Christena was naturally taken with the music and with the help of a self-instruction book began playing her mother’s pump organ. Eventually she was drawn to the piano and lessons followed. After school at SS #10 Kenyon, Christena would walk to Mrs. Duncan John Ban’s home (by Loch Garry) for weekly instruction. She excelled very quickly and before long her teacher, recognizing Christena’s depth of talent and ability, urged her to start taking lessons from the well-known Professor Mulhearn of Alexandria and Montreal. Over the years her father would take her in his 1928 Star auto to Professor Mulhearn for weekly tuition. After dedicated and intensive preparation Christena took the examination, through Montreal’s renowned Dominion College of Music for the Associate’s Degree, which she was awarded (with Distinction) on 23 June 1933.
Having attained full accreditation, Christena now embarked on a fifty-year career teaching young students from across the county eager to learn the piano and to play Scottish music.

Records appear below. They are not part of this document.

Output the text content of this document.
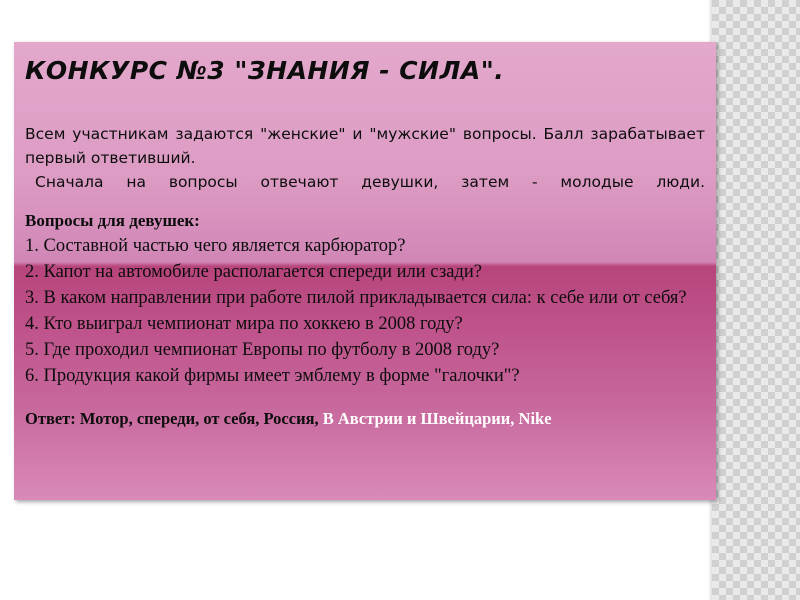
КОНКУРС №3 "ЗНАНИЯ - СИЛА".
Всем участникам задаются "женские" и "мужские" вопросы. Балл зарабатывает первый ответивший.
Сначала на вопросы отвечают девушки, затем - молодые люди.
Вопросы для девушек:
1. Составной частью чего является карбюратор?
2. Капот на автомобиле располагается спереди или сзади?
3. В каком направлении при работе пилой прикладывается сила: к себе или от себя?
4. Кто выиграл чемпионат мира по хоккею в 2008 году?
5. Где проходил чемпионат Европы по футболу в 2008 году?
6. Продукция какой фирмы имеет эмблему в форме "галочки"?
Ответ: Мотор, спереди, от себя, Россия, В Австрии и Швейцарии, Nike
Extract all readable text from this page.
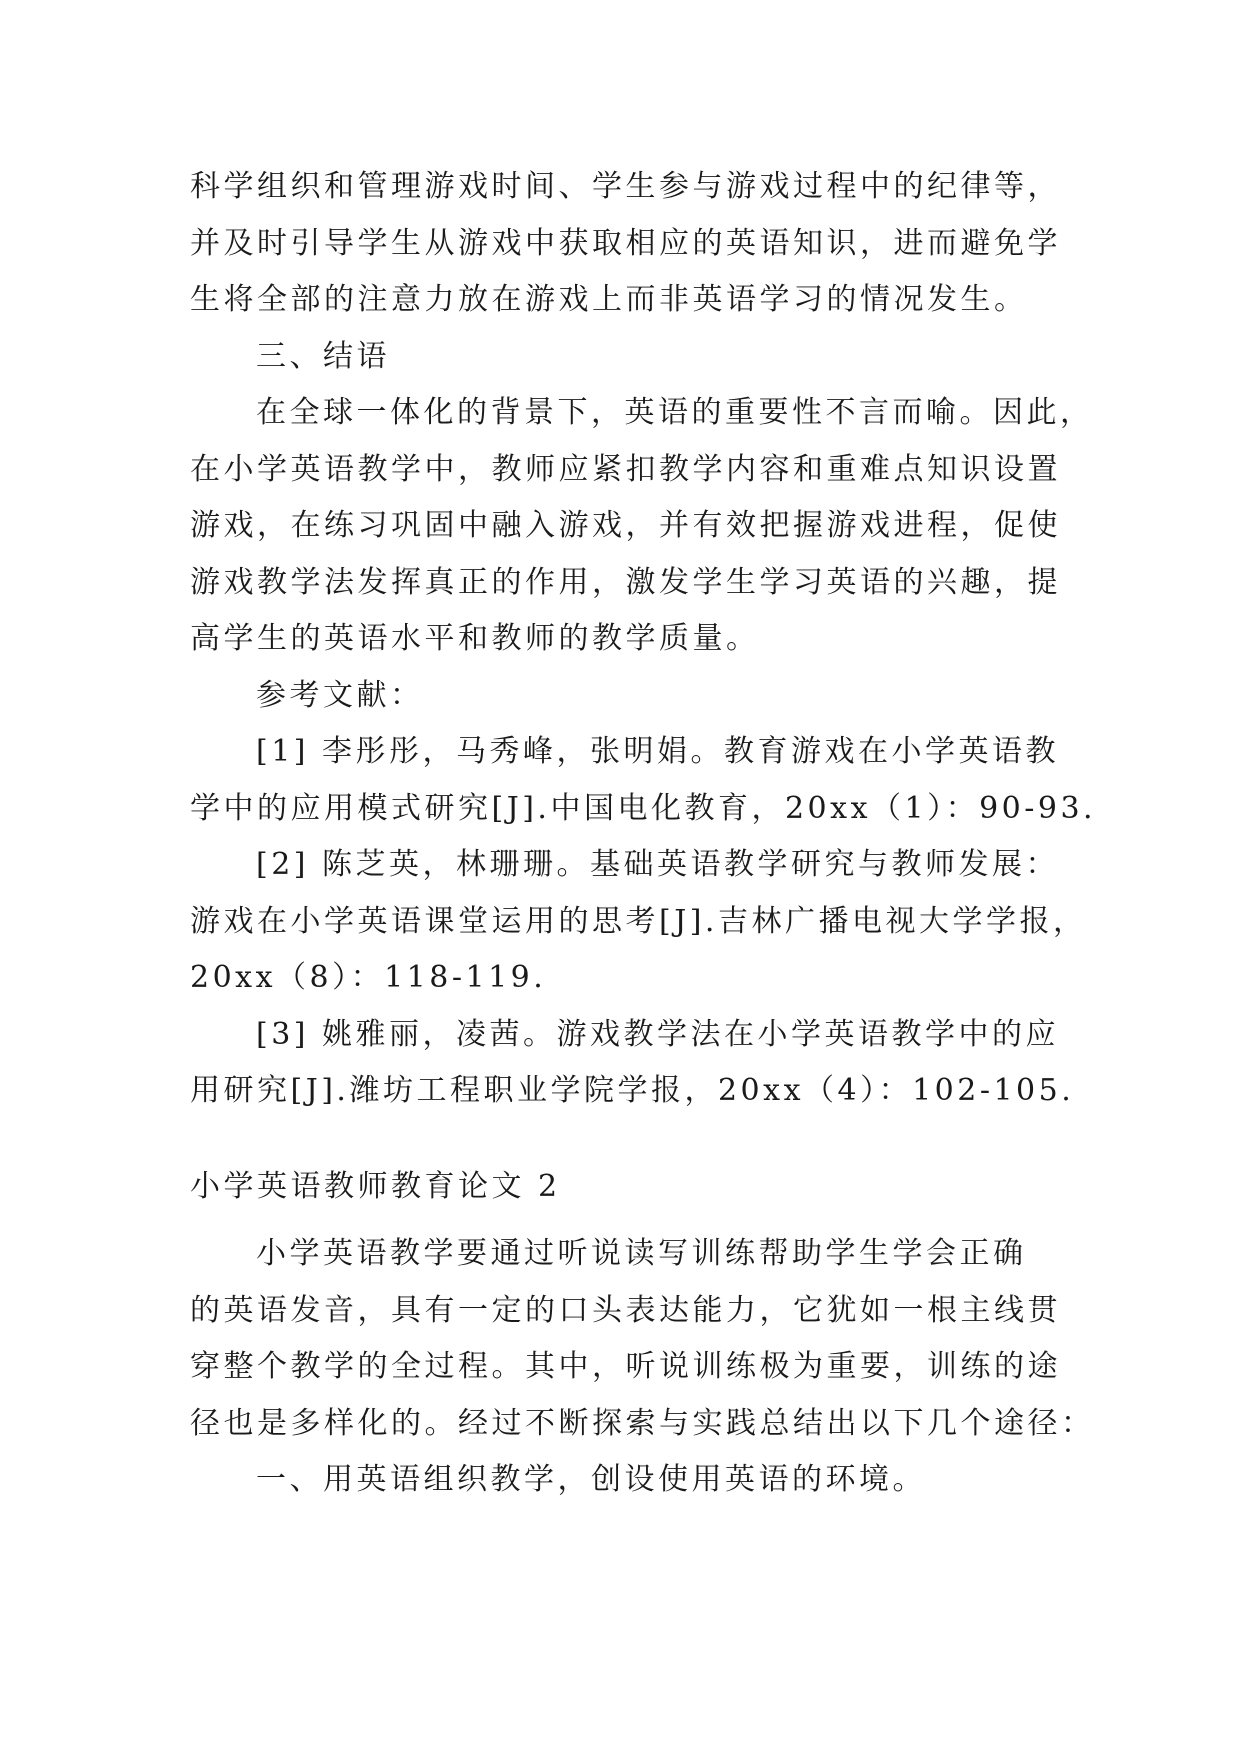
科学组织和管理游戏时间、学生参与游戏过程中的纪律等，
并及时引导学生从游戏中获取相应的英语知识，进而避免学
生将全部的注意力放在游戏上而非英语学习的情况发生。
三、结语
在全球一体化的背景下，英语的重要性不言而喻。因此，
在小学英语教学中，教师应紧扣教学内容和重难点知识设置
游戏，在练习巩固中融入游戏，并有效把握游戏进程，促使
游戏教学法发挥真正的作用，激发学生学习英语的兴趣，提
高学生的英语水平和教师的教学质量。
参考文献：
[1] 李彤彤，马秀峰，张明娟。教育游戏在小学英语教
学中的应用模式研究[J].中国电化教育，20xx（1）：90-93.
[2] 陈芝英，林珊珊。基础英语教学研究与教师发展：
游戏在小学英语课堂运用的思考[J].吉林广播电视大学学报，
20xx（8）：118-119.
[3] 姚雅丽，凌茜。游戏教学法在小学英语教学中的应
用研究[J].潍坊工程职业学院学报，20xx（4）：102-105.
小学英语教师教育论文 2
小学英语教学要通过听说读写训练帮助学生学会正确
的英语发音，具有一定的口头表达能力，它犹如一根主线贯
穿整个教学的全过程。其中，听说训练极为重要，训练的途
径也是多样化的。经过不断探索与实践总结出以下几个途径：
一、用英语组织教学，创设使用英语的环境。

Christena married J. Daniel MacDonald in October 1940 and moved to Hillcrest Farm, 16/4th of Kenyon where she raised her family – Donald Ian and Allan Joseph. The family farm is now occupied by one of her sons, who took bagpipe lessons from Connie Blaney and played with the Glengarry Pipe Band and the Grade 1 Erskine pipe band of Hamilton. (Always a strong supporter of the county’s highland culture, Christena accompanied the Glengarry pipe band on its highly successful 1969 tour of Scotland.) In the early 1940s Christena contracted tuberculosis and spent 18 months in the St. Lawrence Sanitorium before returning to her young family.
As an accompanist, Christena played with many noted fiddlers at house parties, church socials, community dances and concerts across the county. House parties at Hillcrest Farm included such performers as Fr. John D. MacPhail, Cliff Britton, Cyril Angus Allan Ban MacDonell, Alex Smith and Neil Austin R. MacDonald, to name a few. These were evenings filled with the magical sounds of “The Iron Man” strathspey and “Big John MacNeil” reel.
Christena would later recall playing in the 1950s at the annual St. Andrew’s Concert at Alexandria’s Alexander Hall where Bishop W. J. Smith and his brother Alex, Howard Morris and the Sandfield Macdonalds would take the audience through the 13 verses of “In My Bonnie Native Glen,” to great acclaim.
As a member of St. Finnan’s parish, Alexandria, Christena was asked in the late 1970s to become church organist and play the church’s magnificent Cassavant organ. She occupied this position for at least ten years. She also played at weddings and funerals—not only at Alexandria but also at Maxville, Greenfield and Apple Hill.
In the late 1950s, with her family grown up, Christena resumed her teaching career, offering lessons at home to students from Maxville, Lochiel, Alexandria and Glen Sandfield, to name a few. She continued to teach well into the 1980s. Kent MacSweyn, principal of the Laggan Public School, and the local Home and School Association were determined to promote and further Scottish music in the community, and in 1970 asked Christena to develop and run the school’s music program. She started the program from scratch and taught individual lessons to students four and a half days a week. Drawing on her voluminous collection of Scottish music, she would take students through the stirring sounds of “The Dark Island” and “The Green Hills of Tyrol” on the piano, autoharp, organ and bells. She organized a student orchestra which was the highlight of concerts throughout the school year and which performed at gatherings in the community. Christena is fondly remembered by her many students across the county as a kind, patient and thorough teacher.
Still active in her 96th year, Christena continued to play her beloved piano and readily took listeners through a brisk rendition of “The Road to the Isles.” She passed away on Friday, December 23, 2011.
As a performer, a teacher and an accompanist, Christena MacDonald was a staunch and tireless builder of Glengarry’s Celtic music tradition for over fifty years.